I finally reached the end of the field and found a tree to sit under, beyond the milling crowds. I could still see him in his purple toga—how he hated them, I remembered—very visible in the crowd. As I sat quietly and breathed slowly, my heart stopped racing and I could think. I was glad to have seen him, for otherwise I would carry only an outdated memory of him in my mind. He looked different. His hair was singed by the fire, giving him a wild look, like a damaged sun god. He had put on weight—his face was fuller. Once he had seeme
d younger than his years, but now he looked older than twenty-six. He had borne heavy responsibilities and it was showing. And the task of rebuilding Rome would strain his resources to the limit—all his resources: personal, financial, organizational, and artistic. Now he had a challenge equal to any emperor before him.
Protect him! I prayed to Ceres, my personal god, and then to all the other gods of Rome. Guide him in the decisions he must make, let them be wise and perfect for Rome. Let them make him immortal among emperors.
I did not add, And let him return to me. That could never be. And adding it might cause them to reject the entire petition.
X
NERO
I was exhausted and wished I had not summoned what remained of the Consilium to meet with me in the late afternoon. I did not have all the information I needed to lay before them, but more than that, I was so shaken by the suffering I had seen in the fields, and by encountering Acte again after all the years, that I could hardly think. They were mixed up together in my mind, both blisteringly real and dreamlike at the same time.
I limped back into the palace, wilted and dragging. As I had predicted, the toga was ruined—soaked with sweat, covered with briars, and soiled at the hem. Off and out with it. Should I bother to dress in another toga for this meeting? Sighing, I admitted I had to. I needed to show my authority when I addressed them, and the visual always confirms authority.

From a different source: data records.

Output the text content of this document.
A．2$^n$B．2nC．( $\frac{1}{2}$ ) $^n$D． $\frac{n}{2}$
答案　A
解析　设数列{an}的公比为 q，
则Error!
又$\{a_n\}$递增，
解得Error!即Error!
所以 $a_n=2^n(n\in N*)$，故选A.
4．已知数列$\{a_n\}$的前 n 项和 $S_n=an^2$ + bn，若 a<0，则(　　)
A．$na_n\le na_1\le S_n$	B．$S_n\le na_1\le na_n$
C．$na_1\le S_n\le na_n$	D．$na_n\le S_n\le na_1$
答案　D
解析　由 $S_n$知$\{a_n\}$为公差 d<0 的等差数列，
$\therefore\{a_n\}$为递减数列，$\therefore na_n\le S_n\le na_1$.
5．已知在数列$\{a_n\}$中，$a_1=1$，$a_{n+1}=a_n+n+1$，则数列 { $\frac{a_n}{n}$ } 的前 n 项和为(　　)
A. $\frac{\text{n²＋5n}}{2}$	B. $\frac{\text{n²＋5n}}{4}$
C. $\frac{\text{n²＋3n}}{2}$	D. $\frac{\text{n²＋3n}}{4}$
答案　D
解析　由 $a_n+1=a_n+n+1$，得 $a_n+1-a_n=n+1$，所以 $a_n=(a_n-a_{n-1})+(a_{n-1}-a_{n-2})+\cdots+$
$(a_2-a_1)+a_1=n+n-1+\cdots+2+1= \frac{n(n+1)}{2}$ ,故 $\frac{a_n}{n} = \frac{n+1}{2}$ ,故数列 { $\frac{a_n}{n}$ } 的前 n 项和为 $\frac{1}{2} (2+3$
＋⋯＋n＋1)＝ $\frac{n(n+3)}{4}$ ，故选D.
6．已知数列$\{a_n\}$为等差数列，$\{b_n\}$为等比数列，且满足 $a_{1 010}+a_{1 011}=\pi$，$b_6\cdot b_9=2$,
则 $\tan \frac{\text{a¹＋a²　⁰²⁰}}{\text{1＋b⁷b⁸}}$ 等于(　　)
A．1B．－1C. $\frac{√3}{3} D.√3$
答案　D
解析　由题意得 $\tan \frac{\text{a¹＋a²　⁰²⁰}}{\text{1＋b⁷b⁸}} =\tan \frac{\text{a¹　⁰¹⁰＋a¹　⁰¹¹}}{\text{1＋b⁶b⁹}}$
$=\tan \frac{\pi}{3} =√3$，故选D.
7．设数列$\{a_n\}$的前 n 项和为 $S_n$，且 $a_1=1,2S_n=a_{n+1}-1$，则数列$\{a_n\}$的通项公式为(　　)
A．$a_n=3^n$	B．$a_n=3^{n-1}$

Acte . . . how was it she seemed unchanged, unaged? Was she truly just a work of art, as I had first seen her, the model for a mosaic in the imperial apartments? Art never ages, and that is what makes it so precious. It outlives us and our desires and griefs, serenely oblivious to the decay of its creator.
But I had seen flickers of emotion in her face—or was that just my fancy? And why had I been unable to speak, except to utter banalities?
Enough of this. Put it aside, put it away. Rome needs you. And the councilors will be arriving shortly. You have only a little while to go over the maps and think of what you are proposing.